New AI Tool Predicts Risk of over 1,000 Diseases Years in Advance
The model, called Delphi-2M, draws on medical records and lifestyle factors to estimate the likelihood of illnesses such as cancer, skin diseases, and immune conditions up to 20 years in advance.
A new artificial intelligence (AI) tool can forecast a person’s risk of developing more than 1,000 diseases, in some cases decades before symptoms appear.
The model, called Delphi-2M, draws on medical records and lifestyle factors to estimate the likelihood of illnesses such as cancer, skin diseases, and immune conditions up to 20 years in advance.
Researchers say its multi-disease modelling capability could help clinicians identify high-risk patients early and introduce preventive care. The findings are published in Nature.
Unlike most AI-based prediction tools that focus on one illness, Delphi-2M can generate health trajectories across 1,258 conditions in a single run.
“A health-care professional would have to run dozens of them to deliver a comprehensive answer,” said study co-author Moritz Gerstung, a data scientist at the German Cancer Research Center in Heidelberg.
The tool is built on a modified large language model (LLM), similar to those underpinning AI chatbots. It incorporates details such as age, sex, body mass index, and habits like tobacco and alcohol use, in addition to past medical history.
“Delphi-2M’s generative nature also enables sampling of synthetic future health trajectories, providing meaningful estimates of potential disease burden for up to 20 years,” the researchers said.
Prof Moritz Gerstung, head of the division of AI in oncology at the German Cancer Research Centre, added: “This is the beginning of a new way to understand human health and disease progression. Generative models such as ours could one day help personalise care and anticipate healthcare needs at scale.”
Computer scientist Stefan Feuerriegel of Ludwig Maximilian University of Munich, who develops AI for medical applications, described the tool’s capabilities as “astonishing.” “It can generate entire future health trajectories,” he said.
The tool showed the strongest performance in diseases with predictable patterns, such as some cancers. Tested on 400,000 participants from the UK Biobank, Delphi-2M outperformed existing models that predict individual diseases. It also exceeded the accuracy of algorithms relying on biomarkers to assess multiple conditions. “It worked astonishingly well,” said Gerstung.
Researchers further validated the tool using health data from 1.9 million people in the Danish National Patient Registry, which has tracked hospital admissions for nearly 50 years. Predictions were only slightly less accurate than those on UK data, indicating that the model could be applied across national health systems.

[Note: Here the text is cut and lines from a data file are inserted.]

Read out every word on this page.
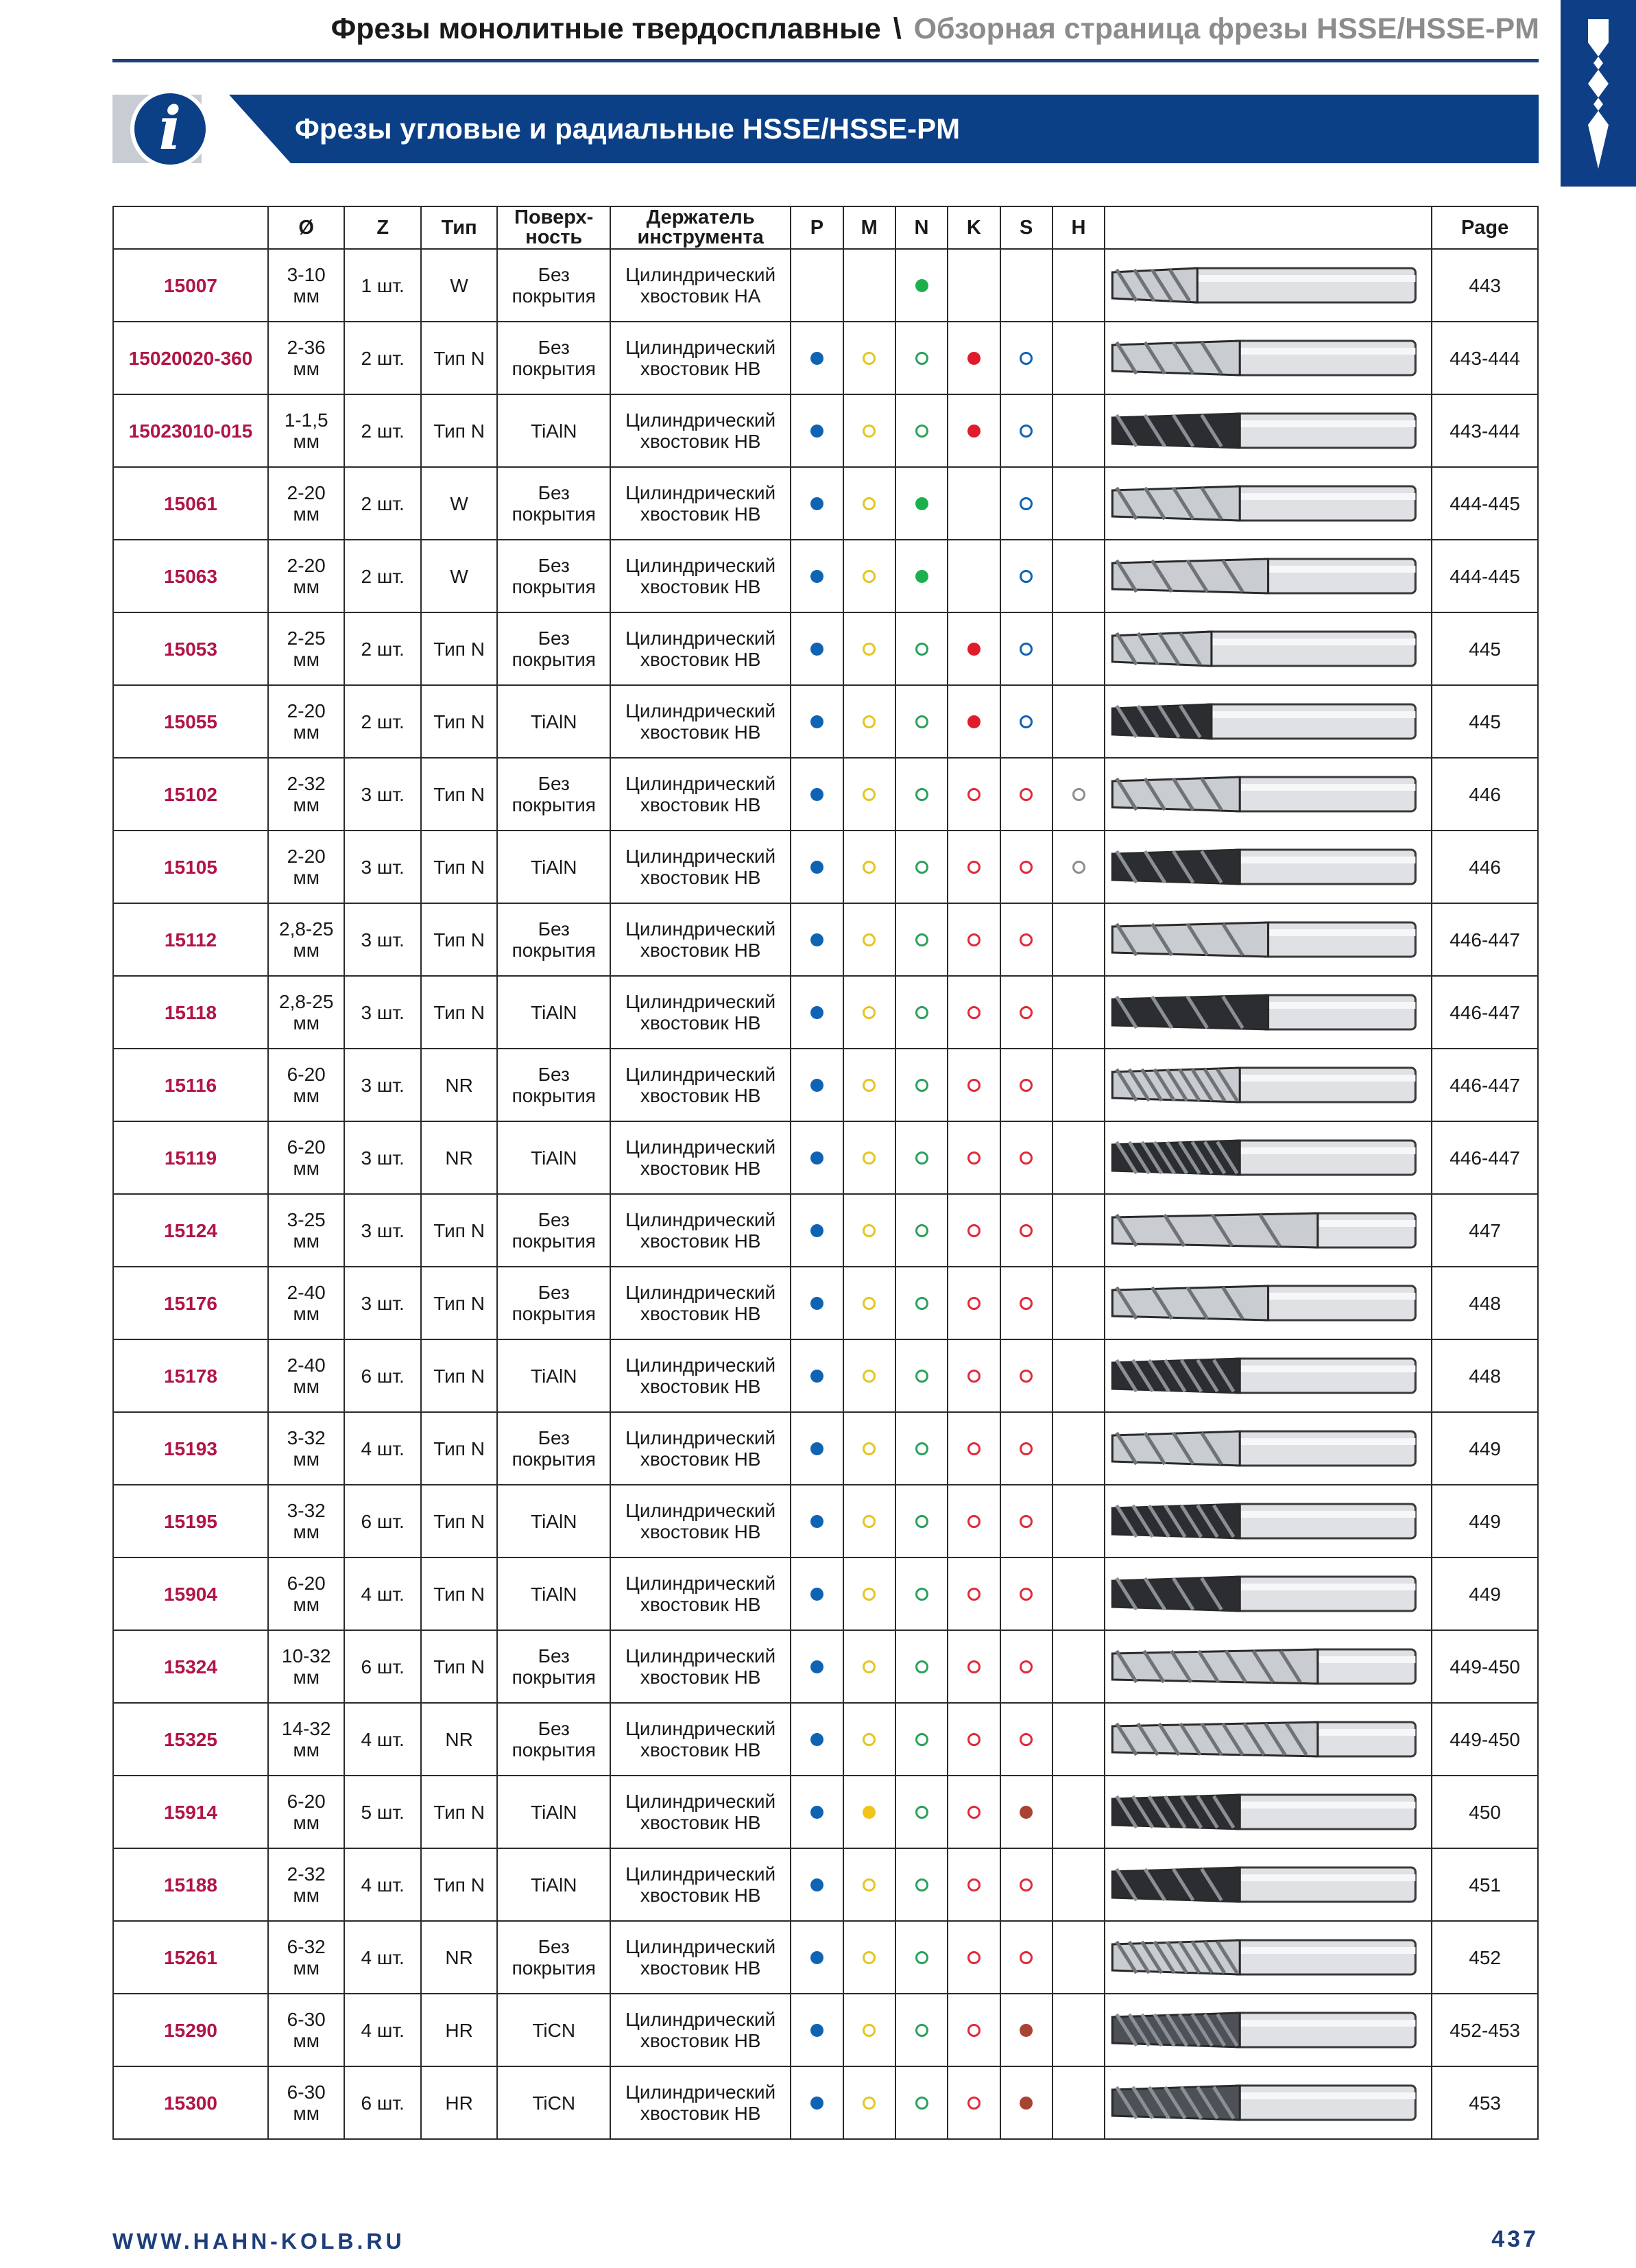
Фрезы монолитные твердосплавные \ Обзорная страница фрезы HSSE/HSSE-PM
i	Фрезы угловые и радиальные HSSE/HSSE-PM
	Ø	Z	Тип	Поверх-
ность	Держатель
инструмента	P	M	N	K	S	H		Page
15007	3-10
мм	1 шт.	W	Без
покрытия	Цилиндрический
хвостовик НА								443
15020020-360	2-36
мм	2 шт.	Тип N	Без
покрытия	Цилиндрический
хвостовик НВ								443-444
15023010-015	1-1,5
мм	2 шт.	Тип N	TiAlN	Цилиндрический
хвостовик НВ								443-444
15061	2-20
мм	2 шт.	W	Без
покрытия	Цилиндрический
хвостовик НВ								444-445
15063	2-20
мм	2 шт.	W	Без
покрытия	Цилиндрический
хвостовик НВ								444-445
15053	2-25
мм	2 шт.	Тип N	Без
покрытия	Цилиндрический
хвостовик НВ								445
15055	2-20
мм	2 шт.	Тип N	TiAlN	Цилиндрический
хвостовик НВ								445
15102	2-32
мм	3 шт.	Тип N	Без
покрытия	Цилиндрический
хвостовик НВ								446
15105	2-20
мм	3 шт.	Тип N	TiAlN	Цилиндрический
хвостовик НВ								446
15112	2,8-25
мм	3 шт.	Тип N	Без
покрытия	Цилиндрический
хвостовик НВ								446-447
15118	2,8-25
мм	3 шт.	Тип N	TiAlN	Цилиндрический
хвостовик НВ								446-447
15116	6-20
мм	3 шт.	NR	Без
покрытия	Цилиндрический
хвостовик НВ								446-447
15119	6-20
мм	3 шт.	NR	TiAlN	Цилиндрический
хвостовик НВ								446-447
15124	3-25
мм	3 шт.	Тип N	Без
покрытия	Цилиндрический
хвостовик НВ								447
15176	2-40
мм	3 шт.	Тип N	Без
покрытия	Цилиндрический
хвостовик НВ								448
15178	2-40
мм	6 шт.	Тип N	TiAlN	Цилиндрический
хвостовик НВ								448
15193	3-32
мм	4 шт.	Тип N	Без
покрытия	Цилиндрический
хвостовик НВ								449
15195	3-32
мм	6 шт.	Тип N	TiAlN	Цилиндрический
хвостовик НВ								449
15904	6-20
мм	4 шт.	Тип N	TiAlN	Цилиндрический
хвостовик НВ								449
15324	10-32
мм	6 шт.	Тип N	Без
покрытия	Цилиндрический
хвостовик НВ								449-450
15325	14-32
мм	4 шт.	NR	Без
покрытия	Цилиндрический
хвостовик НВ								449-450
15914	6-20
мм	5 шт.	Тип N	TiAlN	Цилиндрический
хвостовик НВ								450
15188	2-32
мм	4 шт.	Тип N	TiAlN	Цилиндрический
хвостовик НВ								451
15261	6-32
мм	4 шт.	NR	Без
покрытия	Цилиндрический
хвостовик НВ								452
15290	6-30
мм	4 шт.	HR	TiCN	Цилиндрический
хвостовик НВ								452-453
15300	6-30
мм	6 шт.	HR	TiCN	Цилиндрический
хвостовик НВ								453
WWW.HAHN-KOLB.RU	437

Experts caution that limitations remain. Degui Zhi, a bioinformatics researcher at the University of Texas Health Science Center, noted that UK Biobank data used for training only captured participants’ first recorded encounter with a disease. “The number of times someone has had an illness is important for the modelling of personal health trajectories,” he said.
The research team plans to test Delphi-2M on additional datasets from different countries to expand its accuracy and scope. “Thinking about how this information can be combined for developing even more precise algorithms will be important,” said Gerstung.